Violent extrism happens in many forms, and while most Americans think of jihadists – radical Muslims who believe that they are in the moral right to wage a holy war on the United States – we can find a variety of examples in locations throughout the world. In the U.S.,neo-nazism and extreme ends on the right and left of the political spectrum show violent sentiments.
Google is bringing together “former gang members, right-wing extremists, jihadists, and militants in Dublin,” along with survivors of extremist violence, for three days of discussion, debate, and workshops. All of the participants are working with anti-extremist groups and have an insider view of why these radical solutions appeal to young people.

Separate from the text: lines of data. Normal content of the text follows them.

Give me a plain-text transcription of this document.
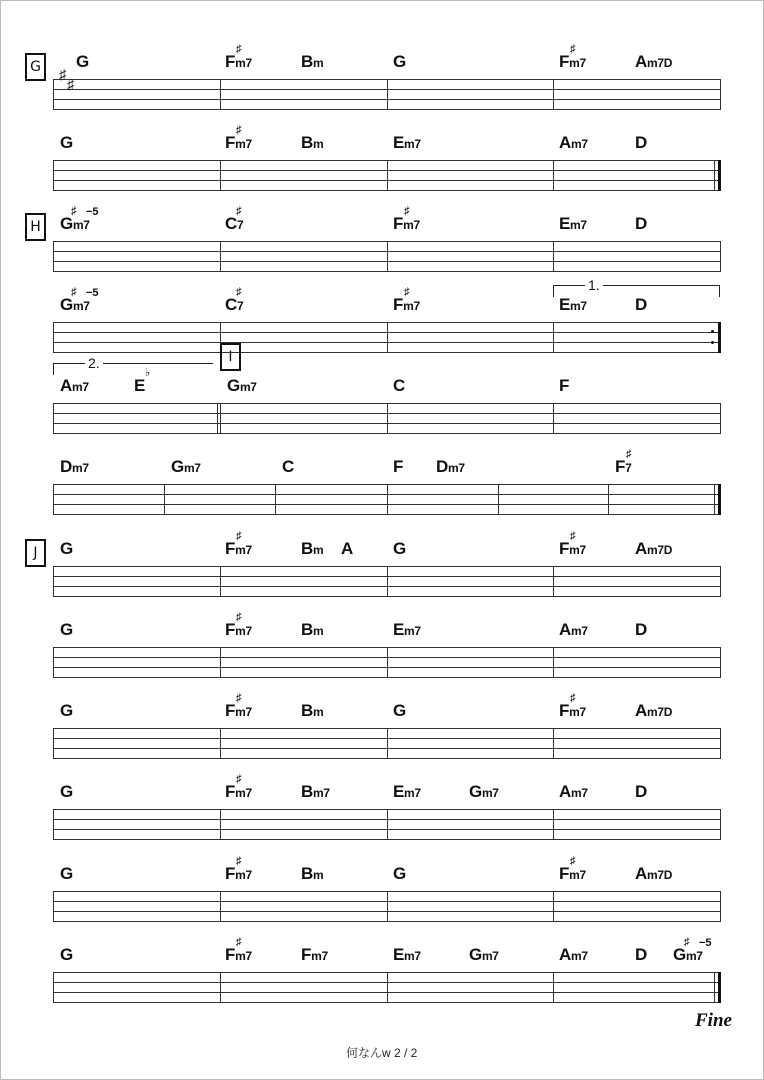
G	♯
♯
G	Fm7
♯
Bm	G	Fm7
♯
Am7D
G	Fm7
♯
Bm	Em7	Am7	D
H	Gm7
♯ −5
C7
♯
Fm7
♯
Em7	D
1.
Gm7
♯ −5
C7
♯
Fm7
♯
Em7	D
I
2.
Am7	E
♭
Gm7	C	F
Dm7	Gm7	C	F Dm7	F7
♯
J	G	Fm7
♯
Bm A G	Fm7
♯
Am7D
G	Fm7
♯
Bm	Em7	Am7	D
G	Fm7
♯
Bm	G	Fm7
♯
Am7D
G	Fm7
♯
Bm7	Em7	Gm7	Am7	D
G	Fm7
♯
Bm	G	Fm7
♯
Am7D
G	Fm7
♯
Fm7	Em7	Gm7	Am7	D Gm7
♯ −5
Fine
何なんw 2 / 2
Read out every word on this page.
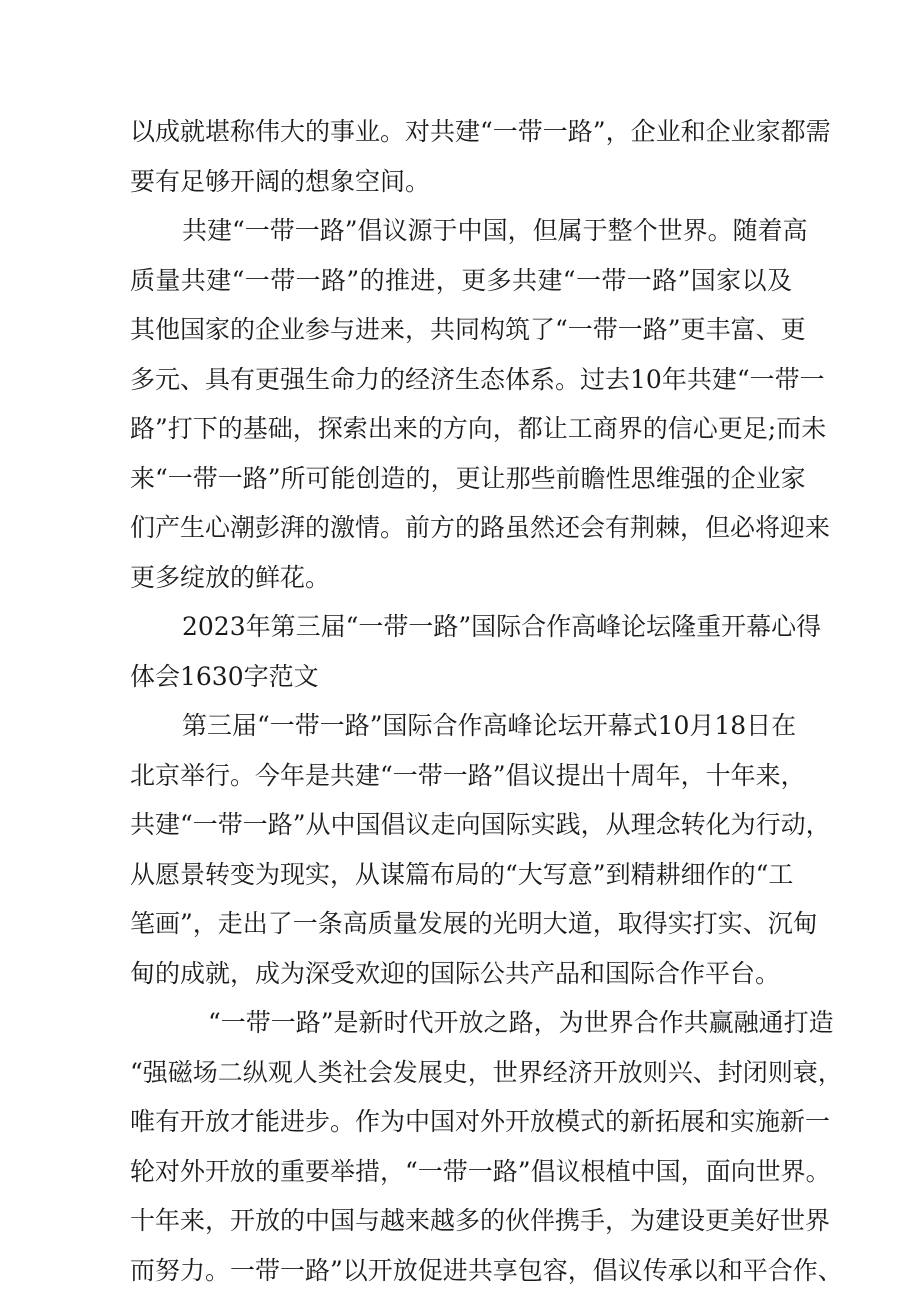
以成就堪称伟大的事业。对共建“一带一路”，企业和企业家都需
要有足够开阔的想象空间。
共建“一带一路”倡议源于中国，但属于整个世界。随着高
质量共建“一带一路”的推进，更多共建“一带一路”国家以及
其他国家的企业参与进来，共同构筑了“一带一路”更丰富、更
多元、具有更强生命力的经济生态体系。过去10年共建“一带一
路”打下的基础，探索出来的方向，都让工商界的信心更足;而未
来“一带一路”所可能创造的，更让那些前瞻性思维强的企业家
们产生心潮彭湃的激情。前方的路虽然还会有荆棘，但必将迎来
更多绽放的鲜花。
2023年第三届“一带一路”国际合作高峰论坛隆重开幕心得
体会1630字范文
第三届“一带一路”国际合作高峰论坛开幕式10月18日在
北京举行。今年是共建“一带一路”倡议提出十周年，十年来，
共建“一带一路”从中国倡议走向国际实践，从理念转化为行动，
从愿景转变为现实，从谋篇布局的“大写意”到精耕细作的“工
笔画”，走出了一条高质量发展的光明大道，取得实打实、沉甸
甸的成就，成为深受欢迎的国际公共产品和国际合作平台。
“一带一路”是新时代开放之路，为世界合作共赢融通打造
“强磁场二纵观人类社会发展史，世界经济开放则兴、封闭则衰，
唯有开放才能进步。作为中国对外开放模式的新拓展和实施新一
轮对外开放的重要举措，“一带一路”倡议根植中国，面向世界。
十年来，开放的中国与越来越多的伙伴携手，为建设更美好世界
而努力。一带一路”以开放促进共享包容，倡议传承以和平合作、
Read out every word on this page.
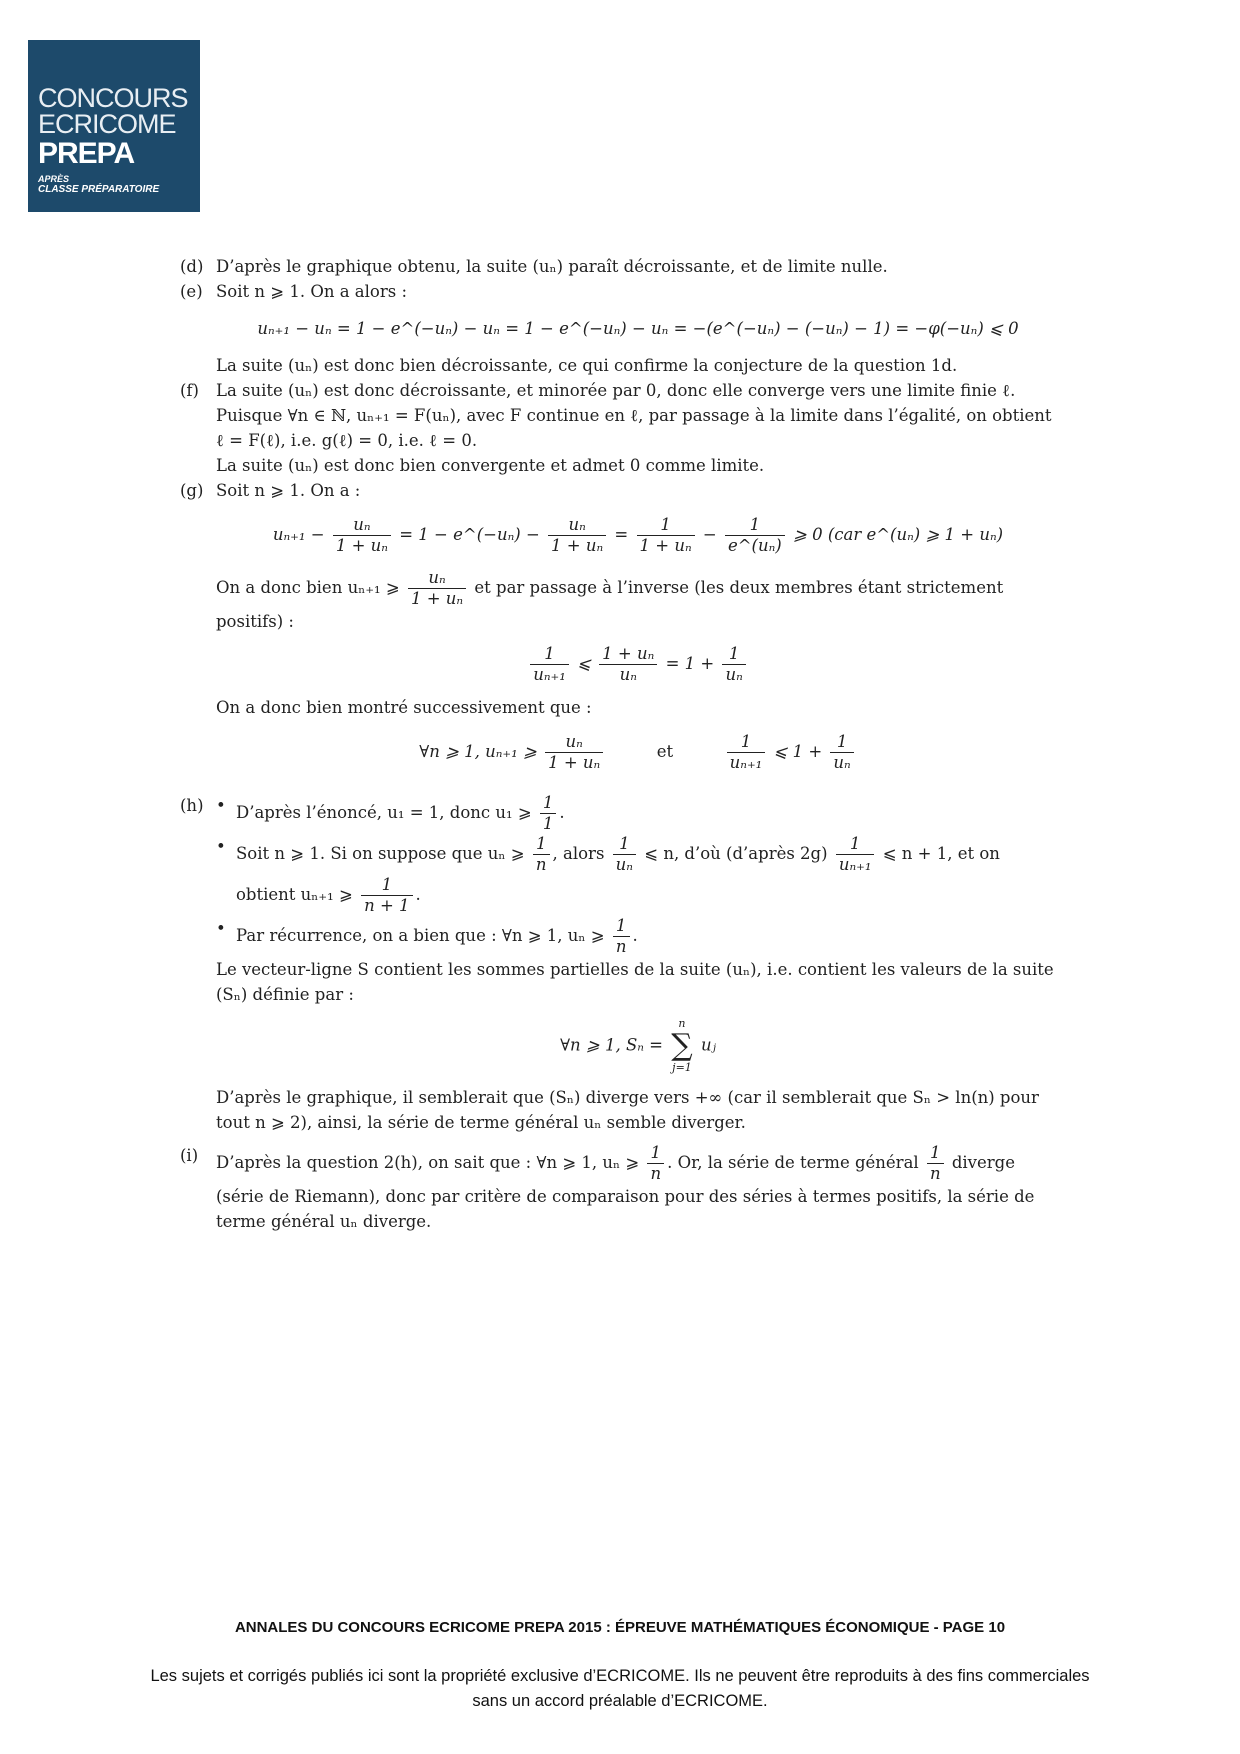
CONCOURS
ECRICOME
PREPA
APRÈS
CLASSE PRÉPARATOIRE
(d) D’après le graphique obtenu, la suite (uₙ) paraît décroissante, et de limite nulle.

(e) Soit n ⩾ 1. On a alors :

uₙ₊₁ − uₙ = 1 − e^(−uₙ) − uₙ = 1 − e^(−uₙ) − uₙ = −(e^(−uₙ) − (−uₙ) − 1) = −φ(−uₙ) ⩽ 0

La suite (uₙ) est donc bien décroissante, ce qui confirme la conjecture de la question 1d.

(f)	La suite (uₙ) est donc décroissante, et minorée par 0, donc elle converge vers une limite finie ℓ.

Puisque ∀n ∈ ℕ, uₙ₊₁ = F(uₙ), avec F continue en ℓ, par passage à la limite dans l’égalité, on obtient ℓ = F(ℓ), i.e. g(ℓ) = 0, i.e. ℓ = 0.

La suite (uₙ) est donc bien convergente et admet 0 comme limite.

(g) Soit n ⩾ 1. On a :

$u_{n+1} - \frac{\text{uₙ}}{\text{1 + uₙ}} = 1$ − e^(−uₙ) − $\frac{\text{uₙ}}{\text{1 + uₙ}} = \frac{1}{\text{1 + uₙ}} - \frac{1}{\text{e\textasciicircum{}(uₙ)}}$ ⩾ 0 (car e^(uₙ) ⩾ 1 + uₙ)

On a donc bien uₙ₊₁ ⩾ $\frac{\text{uₙ}}{\text{1 + uₙ}}$ et par passage à l’inverse (les deux membres étant strictement positifs) :

$\frac{1}{\text{uₙ₊₁}}$ ⩽ $\frac{\text{1 + uₙ}}{\text{uₙ}} = 1 + \frac{1}{\text{uₙ}}$

On a donc bien montré successivement que :

∀n ⩾ 1, uₙ₊₁ ⩾ $\frac{\text{uₙ}}{\text{1 + uₙ}}$	et	$\frac{1}{\text{uₙ₊₁}}$ ⩽ $1 + \frac{1}{\text{uₙ}}$
(h) • D’après l’énoncé, u₁ = 1, donc u₁ ⩾ $\frac{1}{1}$ .

• Soit n ⩾ 1. Si on suppose que uₙ ⩾ $\frac{1}{n}$ , alors $\frac{1}{\text{uₙ}}$ ⩽ n, d’où (d’après $2g) \frac{1}{\text{uₙ₊₁}}$ ⩽ n + 1, et on obtient uₙ₊₁ ⩾ $\frac{1}{n + 1}$ .

• Par récurrence, on a bien que : ∀n ⩾ 1, uₙ ⩾ $\frac{1}{n}$ .

Le vecteur-ligne S contient les sommes partielles de la suite (uₙ), i.e. contient les valeurs de la suite (Sₙ) définie par :

∀n ⩾ 1, Sₙ =
n
∑
j=1
uⱼ

D’après le graphique, il semblerait que (Sₙ) diverge vers +∞ (car il semblerait que Sₙ > ln(n) pour tout n ⩾ 2), ainsi, la série de terme général uₙ semble diverger.

(i)	D’après la question 2(h), on sait que : ∀n ⩾ 1, uₙ ⩾ $\frac{1}{n}$ . Or, la série de terme général $\frac{1}{n}$ diverge (série de Riemann), donc par critère de comparaison pour des séries à termes positifs, la série de terme général uₙ diverge.

ANNALES DU CONCOURS ECRICOME PREPA 2015 : ÉPREUVE MATHÉMATIQUES ÉCONOMIQUE - PAGE 10
Les sujets et corrigés publiés ici sont la propriété exclusive d’ECRICOME. Ils ne peuvent être reproduits à des fins commerciales sans un accord préalable d’ECRICOME.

But is Google being inconsistent? Wael Ghonim, the Google representative who was an activist in Egypt helping to overthrow a corrupt government, didn’t always stay toward the safe end of the scale – and even served time as a prisoner of war. He received the full support of Google, and he became a banner around which others who wanted to oust the government banded. And Google states that it wants to “initiate a global conversation on how best to prevent young people from becoming radicalised and how to de-radicalise others,” but the very term “radical” actually just means “root.”
It seems that Google is opposed to radical change as a general rule, but the company is willing to stand behind radical change that gets popular support. However, the summit isn’t a moral judgment on the issues that the extremists fight against, but a stance for peace and civility in approaching modern problems. “Technology has demonstrated it can be part of every problem,” said Jared Cohen of Google Idea. “We want to make sure it is part of every solution.”